How do I find the turning point/stationary point of this equation y = 9(x − 1)^2 − (x − 1)^4?

Differentiate and equate to zero 

y = 9(x − 1)^2 − (x − 1)^4

dy/dx = 2(9)(x-1)^1(1) - 4(x - 1)^3(1) = 0 

Tidying up 

18x - 18 -4(x^3 - 3x^2 + 3x - 1) = 0 

18x - 18 - 4x^3 + 12x^2 - 12x + 4 = 0 

-4x^3 + 12x^2 + 6x -14  = 0 

By 'trial and error

x = 1 

Substitute 

-4 + 12 + 6 - 14 = 0 

So when x = 1 As the stationary/turning point , then y = 0 

So the co-ords are (1,0) 

Another way is to expand the brackets, collect 'like terms' and then differentiate and equate to zero. 

y = 9(x^2 - 2x + 1) - ( x^4- 4x^3 + 6x^2 - 4x + 1)

y = 9x^2 - 18x + 9 - x^4 + 4x^3 - 6x^2 + 4x - 1 

y = -x^4 +  4x^3 + 3x^2 - 14x + 8 

dy/dx = -4x^3 + 12x^2 + 6x - 14 = 0 

Then as above. 

NB By 'Trial and error' you have to try and find a number for 'x' that makes the differentiated eq'n equal to zero. To do this try 0, 1, -1, 2, -2, et seq.  

The differentiated equation does not readily factorise. 
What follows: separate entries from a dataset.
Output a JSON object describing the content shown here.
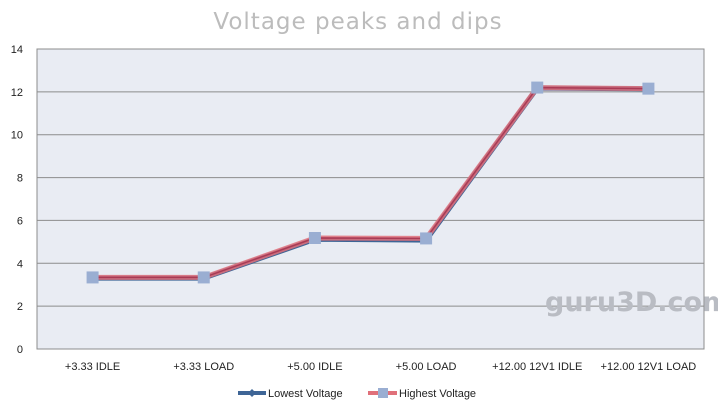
{
  "chart_data": {
    "type": "line",
    "title": "Voltage peaks and dips",
    "categories": [
      "+3.33 IDLE",
      "+3.33 LOAD",
      "+5.00 IDLE",
      "+5.00 LOAD",
      "+12.00 12V1 IDLE",
      "+12.00 12V1 LOAD"
    ],
    "series": [
      {
        "name": "Lowest Voltage",
        "values": [
          3.31,
          3.31,
          5.12,
          5.08,
          12.18,
          12.14
        ],
        "color": "#3e6596"
      },
      {
        "name": "Highest Voltage",
        "values": [
          3.34,
          3.34,
          5.18,
          5.16,
          12.2,
          12.15
        ],
        "color": "#e0707a"
      }
    ],
    "ylim": [
      0,
      14
    ],
    "yticks": [
      "0",
      "2",
      "4",
      "6",
      "8",
      "10",
      "12",
      "14"
    ],
    "grid": true,
    "legend_position": "bottom",
    "colors": {
      "plot_background": "#e9ecf3",
      "grid": "#8c8c8c",
      "line_combined": "#aa3a55",
      "marker": "#9aaed2"
    },
    "watermark": "guru3D.com"
  }
}
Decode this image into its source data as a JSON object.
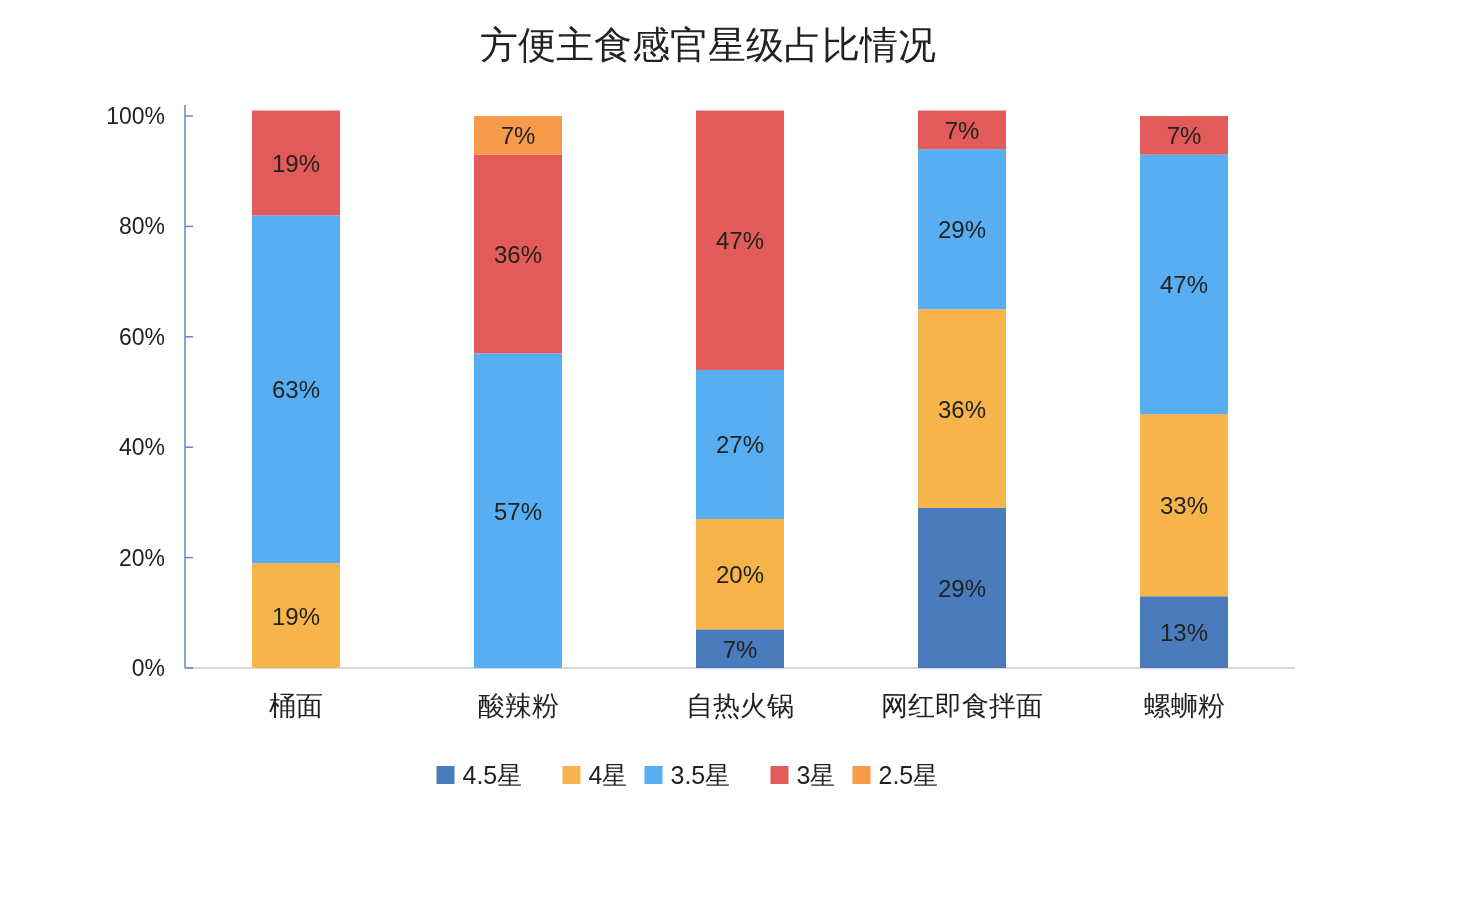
{
  "chart_data": {
    "type": "bar",
    "stacked": true,
    "title": "方便主食感官星级占比情况",
    "categories": [
      "桶面",
      "酸辣粉",
      "自热火锅",
      "网红即食拌面",
      "螺蛳粉"
    ],
    "series": [
      {
        "name": "4.5星",
        "color": "#4a7cbd",
        "values": [
          null,
          null,
          7,
          29,
          13
        ],
        "value_labels": [
          null,
          null,
          "7%",
          "29%",
          "13%"
        ]
      },
      {
        "name": "4星",
        "color": "#f7b44a",
        "values": [
          19,
          null,
          20,
          36,
          33
        ],
        "value_labels": [
          "19%",
          null,
          "20%",
          "36%",
          "33%"
        ]
      },
      {
        "name": "3.5星",
        "color": "#57aef2",
        "values": [
          63,
          57,
          27,
          29,
          47
        ],
        "value_labels": [
          "63%",
          "57%",
          "27%",
          "29%",
          "47%"
        ]
      },
      {
        "name": "3星",
        "color": "#e35b59",
        "values": [
          19,
          36,
          47,
          7,
          7
        ],
        "value_labels": [
          "19%",
          "36%",
          "47%",
          "7%",
          "7%"
        ]
      },
      {
        "name": "2.5星",
        "color": "#f79a4a",
        "values": [
          null,
          7,
          null,
          null,
          null
        ],
        "value_labels": [
          null,
          "7%",
          null,
          null,
          null
        ]
      }
    ],
    "ylim": [
      0,
      102
    ],
    "yticks": [
      {
        "value": 0,
        "label": "0%"
      },
      {
        "value": 20,
        "label": "20%"
      },
      {
        "value": 40,
        "label": "40%"
      },
      {
        "value": 60,
        "label": "60%"
      },
      {
        "value": 80,
        "label": "80%"
      },
      {
        "value": 100,
        "label": "100%"
      }
    ],
    "legend": "bottom"
  }
}
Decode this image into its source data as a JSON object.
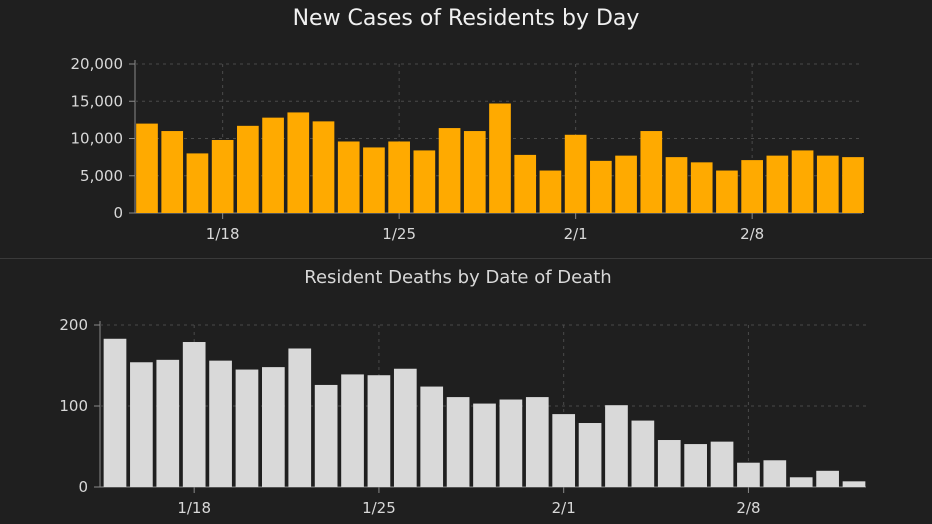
{
  "chart_data": [
    {
      "type": "bar",
      "title": "New Cases of Residents by Day",
      "xlabel": "",
      "ylabel": "",
      "ylim": [
        0,
        20000
      ],
      "yticks": [
        0,
        5000,
        10000,
        15000,
        20000
      ],
      "ytick_labels": [
        "0",
        "5,000",
        "10,000",
        "15,000",
        "20,000"
      ],
      "xtick_labels": [
        {
          "label": "1/18",
          "index": 3
        },
        {
          "label": "1/25",
          "index": 10
        },
        {
          "label": "2/1",
          "index": 17
        },
        {
          "label": "2/8",
          "index": 24
        }
      ],
      "grid": true,
      "bar_color": "#ffaa00",
      "values": [
        12000,
        11000,
        8000,
        9800,
        11700,
        12800,
        13500,
        12300,
        9600,
        8800,
        9600,
        8400,
        11400,
        11000,
        14700,
        7800,
        5700,
        10500,
        7000,
        7700,
        11000,
        7500,
        6800,
        5700,
        7100,
        7700,
        8400,
        7700,
        7500
      ]
    },
    {
      "type": "bar",
      "title": "Resident Deaths by Date of Death",
      "xlabel": "",
      "ylabel": "",
      "ylim": [
        0,
        200
      ],
      "yticks": [
        0,
        100,
        200
      ],
      "ytick_labels": [
        "0",
        "100",
        "200"
      ],
      "xtick_labels": [
        {
          "label": "1/18",
          "index": 3
        },
        {
          "label": "1/25",
          "index": 10
        },
        {
          "label": "2/1",
          "index": 17
        },
        {
          "label": "2/8",
          "index": 24
        }
      ],
      "grid": true,
      "bar_color": "#d9d9d9",
      "values": [
        183,
        154,
        157,
        179,
        156,
        145,
        148,
        171,
        126,
        139,
        138,
        146,
        124,
        111,
        103,
        108,
        111,
        90,
        79,
        101,
        82,
        58,
        53,
        56,
        30,
        33,
        12,
        20,
        7
      ]
    }
  ]
}
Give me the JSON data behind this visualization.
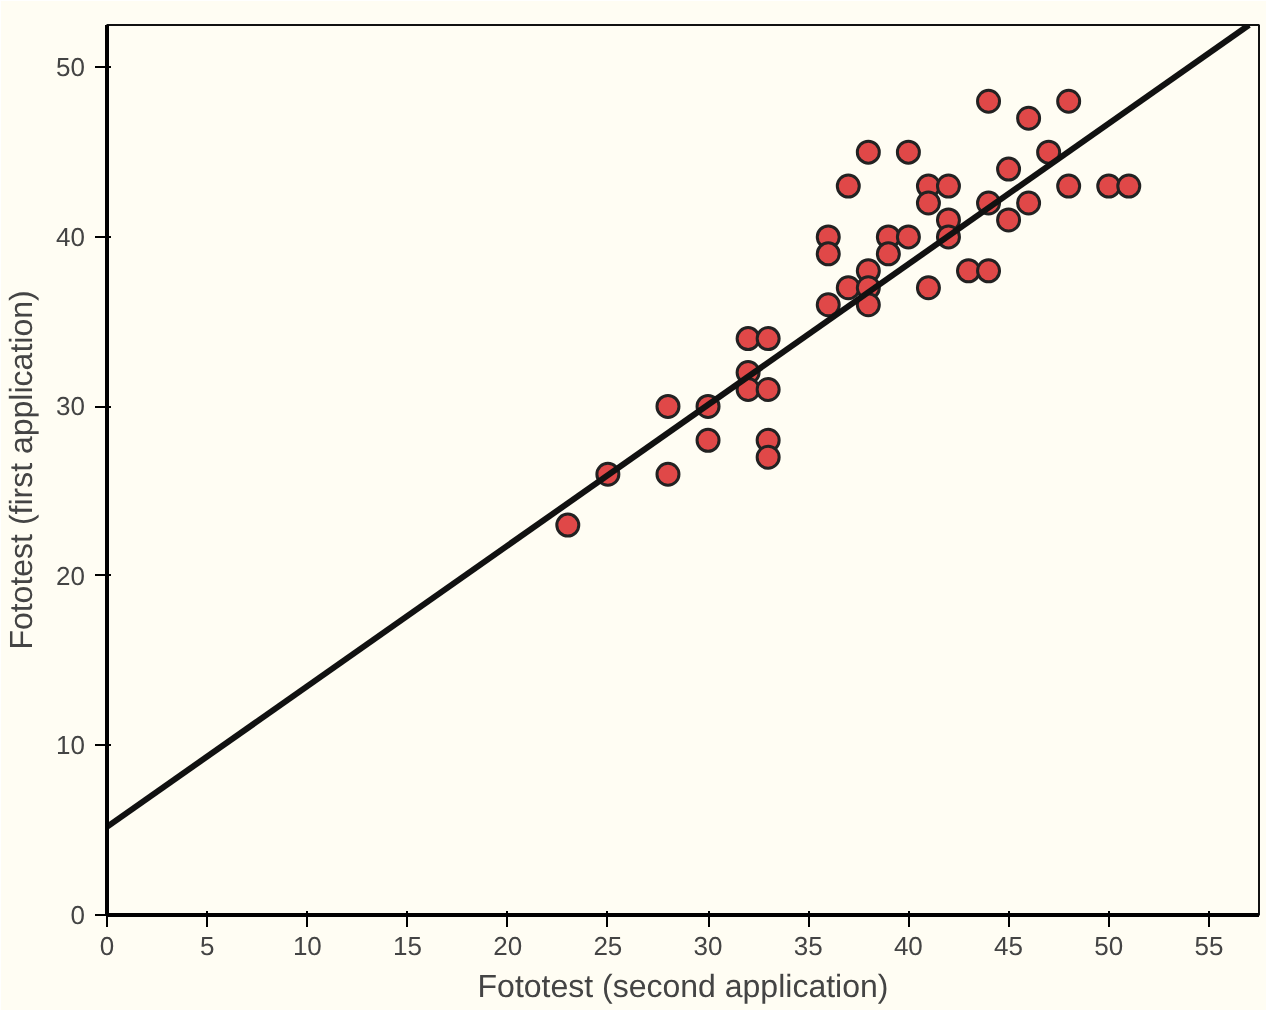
{
  "chart_data": {
    "type": "scatter",
    "xlabel": "Fototest (second application)",
    "ylabel": "Fototest (first application)",
    "xlim": [
      0,
      57.5
    ],
    "ylim": [
      0,
      52.5
    ],
    "xticks": [
      0,
      5,
      10,
      15,
      20,
      25,
      30,
      35,
      40,
      45,
      50,
      55
    ],
    "yticks": [
      0,
      10,
      20,
      30,
      40,
      50
    ],
    "grid": false,
    "series": [
      {
        "marker": "circle",
        "color": "#e04848",
        "x": [
          23,
          25,
          28,
          28,
          30,
          30,
          32,
          33,
          32,
          32,
          33,
          33,
          33,
          36,
          36,
          36,
          37,
          37,
          38,
          38,
          38,
          38,
          39,
          39,
          40,
          40,
          41,
          41,
          41,
          42,
          42,
          42,
          43,
          44,
          44,
          44,
          45,
          45,
          46,
          46,
          47,
          48,
          48,
          50,
          51
        ],
        "values": [
          23,
          26,
          30,
          26,
          30,
          28,
          34,
          34,
          32,
          31,
          31,
          28,
          27,
          40,
          39,
          36,
          43,
          37,
          45,
          38,
          37,
          36,
          40,
          39,
          45,
          40,
          43,
          42,
          37,
          43,
          41,
          40,
          38,
          38,
          48,
          42,
          44,
          41,
          47,
          42,
          45,
          48,
          43,
          43,
          43
        ]
      },
      {
        "type": "line",
        "marker": "none",
        "color": "#111111",
        "x": [
          0,
          57
        ],
        "values": [
          5.2,
          52.5
        ]
      }
    ]
  }
}
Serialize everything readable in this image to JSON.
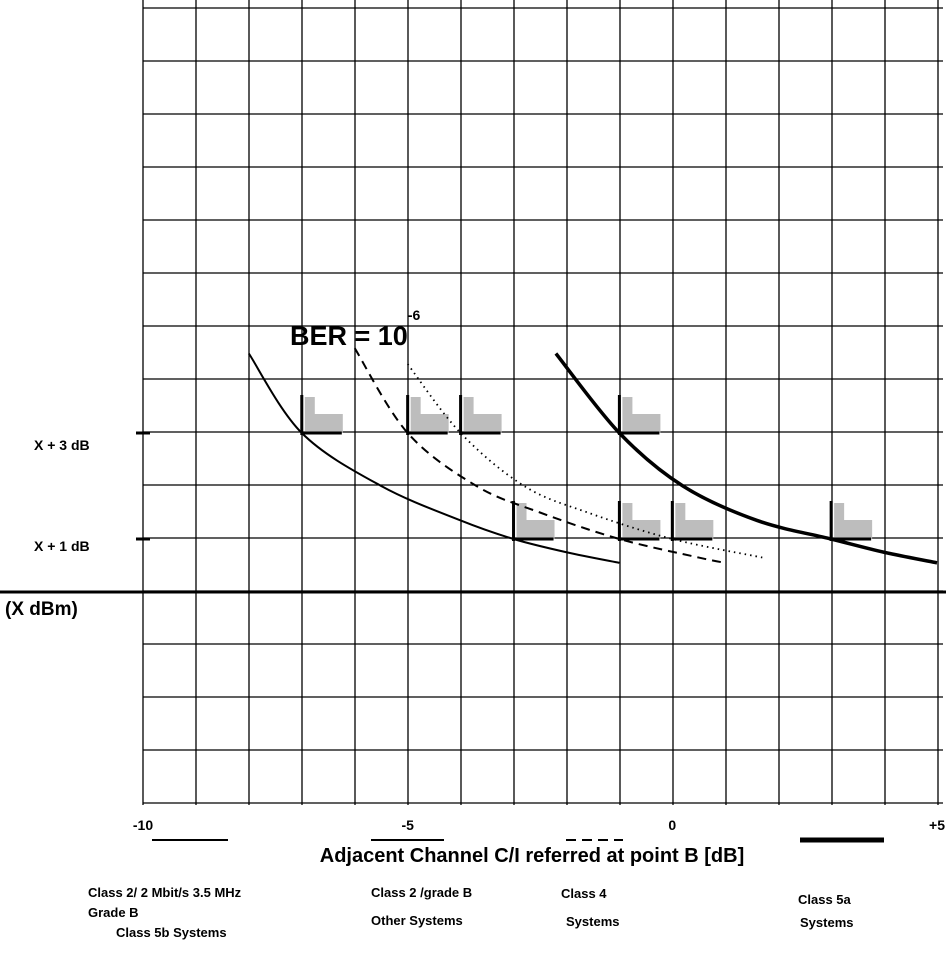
{
  "chart_data": {
    "type": "line",
    "title": "",
    "xlabel": "Adjacent Channel C/I referred at point B [dB]",
    "ylabel": "",
    "xlim": [
      -10,
      5
    ],
    "grid": true,
    "x_ticks": [
      {
        "value": -10,
        "label": "-10"
      },
      {
        "value": -5,
        "label": "-5"
      },
      {
        "value": 0,
        "label": "0"
      },
      {
        "value": 5,
        "label": "+5"
      }
    ],
    "y_ticks": [
      {
        "value": 3,
        "label": "X + 3 dB"
      },
      {
        "value": 1,
        "label": "X + 1 dB"
      },
      {
        "value": 0,
        "label": "(X dBm)"
      }
    ],
    "annotation": {
      "text": "BER = 10",
      "superscript": "-6"
    },
    "series": [
      {
        "name": "Class 2/ 2  Mbit/s 3.5 MHz Grade B Class 5b Systems",
        "style": "solid-thin",
        "x": [
          -8.0,
          -7.0,
          -5.5,
          -4.0,
          -3.0,
          -2.0,
          -1.0
        ],
        "y": [
          4.5,
          3.0,
          2.0,
          1.35,
          1.0,
          0.75,
          0.55
        ]
      },
      {
        "name": "Class 2 /grade B Other Systems",
        "style": "dashed",
        "x": [
          -6.0,
          -5.0,
          -3.7,
          -2.5,
          -1.0,
          0.5,
          1.0
        ],
        "y": [
          4.6,
          3.0,
          2.0,
          1.5,
          1.0,
          0.65,
          0.55
        ]
      },
      {
        "name": "Class 4 Systems",
        "style": "dotted",
        "x": [
          -5.0,
          -4.0,
          -2.8,
          -1.6,
          0.0,
          1.7
        ],
        "y": [
          4.3,
          3.0,
          2.0,
          1.5,
          1.0,
          0.65
        ]
      },
      {
        "name": "Class 5a Systems",
        "style": "solid-thick",
        "x": [
          -2.2,
          -1.0,
          0.2,
          1.6,
          3.0,
          4.0,
          5.0
        ],
        "y": [
          4.5,
          3.0,
          2.0,
          1.35,
          1.0,
          0.75,
          0.55
        ]
      }
    ],
    "markers": [
      {
        "x": -7.0,
        "y": 3.0
      },
      {
        "x": -5.0,
        "y": 3.0
      },
      {
        "x": -4.0,
        "y": 3.0
      },
      {
        "x": -1.0,
        "y": 3.0
      },
      {
        "x": -3.0,
        "y": 1.0
      },
      {
        "x": -1.0,
        "y": 1.0
      },
      {
        "x": 0.0,
        "y": 1.0
      },
      {
        "x": 3.0,
        "y": 1.0
      }
    ]
  }
}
However, you can divide the differentiated equation by. 'x - 1', the factor from above. The result will be a quadratic eq'n which may factorise to find the other x-values of the turning points.  The basic equation is raised to the power of '4' , so there will be three(3) turning points. 

y = 9(x - 1)² - (x - 1)⁴

so, dy/dx = 18(x - 1) - 4(x - 1)³

Now, stationary/turning points are when dy/dx = 0

i.e. when 18(x - 1) - 4(x - 1)³ = 0

or, 2(x - 1)[9 - 2(x - 1)²] = 0

Then, 2(x - 1) = 0 or 9 - 2(x - 1)² = 0

i.e. x - 1 = 0 or (x - 1)² = 9/2

so, x = 1, x = 1 ± (3√2/2)

or, x = 1, x = (2 ± 3√2)/2

i.e. x = 1, x = (2 + 3√2)/2 and x = (2 - 3√2)/2

A sketch of the function is below.

:)>  

Here's a trick.

Consider the function 

w = 9x^2 - x^4.

dw/dx = 18x - 4x^3.

The denominator is 0 when

x = 0, and also when x = +/- (3/2)*sqrt(2)..  

So the three stationary points of w are at x = 0, +(3/2)sqrt(2) and -(3/2)sqrt(2).

Are they turning points?  For that we need

d2w/dx2 = 18 - 12x^2.  

The stationary points must also be turning points, as d2w/dx2 is not 0 there.

Then it should be plan that the three turning points of y are at

x = 1, x = 1 + (3/2)sqrt(2), and x = 1 - (3/2)sqrt(2).